The Washington Nationals, tied for the most losses in the big leagues, have repeatedly stumbled in the first six weeks of the season. Between leading the majors in errors as of Thursday afternoon, sporting one of the league’s worst rotations and having an inconsistent lineup, the rebuilding Nationals aren’t in great shape.

But that doesn’t mean it’s all been bad, and starting pitcher Josiah Gray’s improvement tops that very short list. Gray, one of the prospects the Nationals received from the Dodgers in the Max Scherzer-Trea Turner trade last summer, has been Washington’s best starting pitcher so far this spring. 

The 24-year-old right-hander leads the Nationals’ struggling rotation with four wins while having a 4.36 earned run average. His 1.27 WHIP (walks and hits per innings pitched) is far better than every other Nationals starter, none of whom has a sub-1.50 WHIP. And with 46 strikeouts in 43 1/3 innings, he’s the lone Washington starter punching out more than one batter per inning. 

“Every time we see (Gray) go out there every five days, he’s starting to get better, he’s starting to stay within himself,” Nationals manager Dave Martinez said earlier this month.

Gray’s growth on the bump is a welcome development, not just for an organization that has plans for him to be a long-term piece in the rotation but also for a team whose starting pitchers rank in the bottom five in almost every statistical category. The group, consisting of Gray, Patrick Corbin, Joan Adon, Erick Fedde and Aaron Sanchez, owns a combined 5.61 ERA — the second-worst mark in the majors. No team’s starters have taken more losses than Washington’s 23, led by Adon at seven and Corbin at six. 

The success, while modest so far, isn’t much of a surprise for a former top 100 prospect. Gray entered last season as Los Angeles’ top pitching prospect thanks to a mid-90s fastball and an athletic, repeatable delivery. He was briefly called up to pitch for the Dodgers last season but was shipped off to Washington — along with catcher Keibert Ruiz and two other prospects — for Scherzer and Turner. 

Gray immediately entered the Nationals’ rotation, starting 12 games down the stretch and going through his fair share of struggles. But through eight starts this season, Gray is statistically better across the board compared to last year. Sporting a fastball-curveball-slider mix, Gray’s ERA is down almost a full point, he‘s allowing fewer hits and walks on a per-nine basis and he is striking out more batters. 

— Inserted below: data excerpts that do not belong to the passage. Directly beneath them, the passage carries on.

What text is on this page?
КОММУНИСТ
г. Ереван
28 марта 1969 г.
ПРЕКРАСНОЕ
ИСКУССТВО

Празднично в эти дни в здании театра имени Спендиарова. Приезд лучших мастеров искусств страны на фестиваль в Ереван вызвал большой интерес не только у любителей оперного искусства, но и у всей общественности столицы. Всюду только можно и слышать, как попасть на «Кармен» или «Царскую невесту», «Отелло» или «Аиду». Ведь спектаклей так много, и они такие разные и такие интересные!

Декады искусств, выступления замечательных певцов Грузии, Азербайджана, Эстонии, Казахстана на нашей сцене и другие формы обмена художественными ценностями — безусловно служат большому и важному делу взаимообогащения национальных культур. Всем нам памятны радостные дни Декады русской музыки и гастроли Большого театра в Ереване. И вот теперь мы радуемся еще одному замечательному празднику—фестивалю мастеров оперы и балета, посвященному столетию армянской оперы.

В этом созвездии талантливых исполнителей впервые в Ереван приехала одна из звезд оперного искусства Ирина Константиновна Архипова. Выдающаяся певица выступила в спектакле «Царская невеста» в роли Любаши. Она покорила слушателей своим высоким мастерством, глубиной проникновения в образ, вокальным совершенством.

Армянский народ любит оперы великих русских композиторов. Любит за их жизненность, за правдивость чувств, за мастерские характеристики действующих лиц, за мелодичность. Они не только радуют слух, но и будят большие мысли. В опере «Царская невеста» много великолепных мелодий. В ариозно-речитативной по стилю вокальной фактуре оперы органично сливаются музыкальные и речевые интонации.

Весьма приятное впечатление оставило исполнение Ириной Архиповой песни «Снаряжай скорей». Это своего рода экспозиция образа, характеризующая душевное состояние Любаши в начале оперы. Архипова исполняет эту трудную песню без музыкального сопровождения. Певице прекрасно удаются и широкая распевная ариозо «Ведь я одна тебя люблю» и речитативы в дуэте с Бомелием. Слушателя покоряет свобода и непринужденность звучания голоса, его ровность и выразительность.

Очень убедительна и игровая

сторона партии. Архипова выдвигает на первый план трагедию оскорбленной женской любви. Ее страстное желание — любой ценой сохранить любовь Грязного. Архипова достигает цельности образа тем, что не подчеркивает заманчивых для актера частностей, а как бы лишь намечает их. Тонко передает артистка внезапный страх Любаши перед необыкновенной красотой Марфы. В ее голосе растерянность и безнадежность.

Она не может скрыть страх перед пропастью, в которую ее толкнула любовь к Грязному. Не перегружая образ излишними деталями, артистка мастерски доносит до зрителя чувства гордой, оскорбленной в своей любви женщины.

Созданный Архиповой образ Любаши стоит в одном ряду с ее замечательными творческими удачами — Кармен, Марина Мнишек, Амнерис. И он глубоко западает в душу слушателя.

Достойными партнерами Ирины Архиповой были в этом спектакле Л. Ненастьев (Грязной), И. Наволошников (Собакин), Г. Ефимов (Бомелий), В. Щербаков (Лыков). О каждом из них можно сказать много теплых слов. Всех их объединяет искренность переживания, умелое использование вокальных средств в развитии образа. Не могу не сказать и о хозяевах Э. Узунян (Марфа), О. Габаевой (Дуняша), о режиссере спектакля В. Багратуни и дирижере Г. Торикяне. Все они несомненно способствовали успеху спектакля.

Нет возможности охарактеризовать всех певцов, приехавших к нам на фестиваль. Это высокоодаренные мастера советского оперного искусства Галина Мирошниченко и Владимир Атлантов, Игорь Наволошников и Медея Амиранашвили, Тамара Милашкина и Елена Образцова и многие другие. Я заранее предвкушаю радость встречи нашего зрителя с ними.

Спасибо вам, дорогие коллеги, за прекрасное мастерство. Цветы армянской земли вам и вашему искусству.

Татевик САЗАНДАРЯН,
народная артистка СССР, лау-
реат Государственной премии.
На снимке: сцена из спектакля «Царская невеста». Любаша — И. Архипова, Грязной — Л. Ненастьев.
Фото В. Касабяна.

He‘s been good this year,” Ruiz said Wednesday. “I love when he pitches. He likes to compete.”

Just as important, though, is Gray’s consistency. He’s thrown five-plus innings in each of his last seven starts and six frames in three of his last four outings. The former second-round pick has shown flashes of dominance, like his 10-strikeout performance against the Marlins in late April, as well as maturity, such as bouncing back from a brutal first inning versus the Astros last week to get through six frames. 

In his most recent start Wednesday, Gray fanned seven and gave up three runs across six innings in a 5-4 extra-inning win over Miami. The win snapped the Nationals’ three-game losing streak. His slider was dominant. He had an eye-popping 15 whiffs and six in-play outs on the 42 sliders he threw. 

“I felt like I threw a lot of strikes, was in control of all my pitches,” Gray said after the game, on MASN. “The game plan was to just attack the zone, and I think we did just that. It was a great outing for the team, and I’m glad we got the win.”

After an off-day Thursday, the Nationals start a three-game series Friday against the Brewers in Milwaukee.